Ahí tienes a tu hijo

Pero entre todos los santos destaca María, la madre de Dios, la virgen de Nazaret, la auxiliadora de los cristianos, Nuestra Señora de Caacupé, la Virgen de los Treinta y Tres, ¡tantos nombres!, pero es siempre María. A ella podemos recurrir con sencillez y humildad de hijos. Ella es modelo de servicio, modelo de vivir para la mayor gloria de Dios haciendo la voluntad del Padre. Ella es consuelo en la aflicción, y también causa de nuestra alegría. Ella nos agarra… del los pelos, en el momento del peligro, y no nos suelta.

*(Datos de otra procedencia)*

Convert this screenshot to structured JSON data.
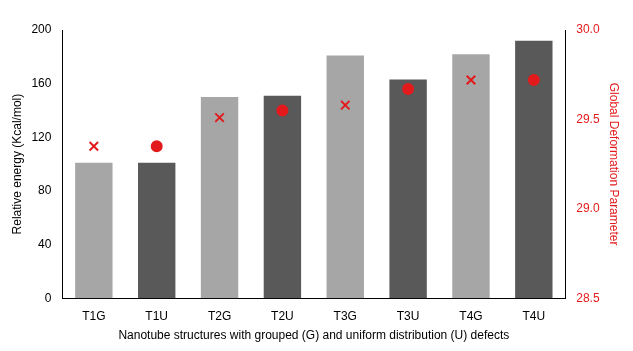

Extendámosle a ella nuestra mano, que ella sea la mujer de sus vidas. A ella la recibió el discípulo Juan como un mandato de Jesús, en la cruz, la recibió en su propia casa, entre sus cosas, entre lo suyo. Que también ustedes hoy la reciban de un modo especial, nuevamente, como que Jesús, hoy, especialmente, le dice a su madre, “mira, ahí tienes a tu hijo”. Que María, vida, dulzura, y esperanza de todos los hijos, que a ella recurrimos, sea la mujer a la que siempre amen, la madre y discípula, la que les enseñe a seguir a Jesús, cada día, con mayor energía, con mayor voluntad, con mayor alegría.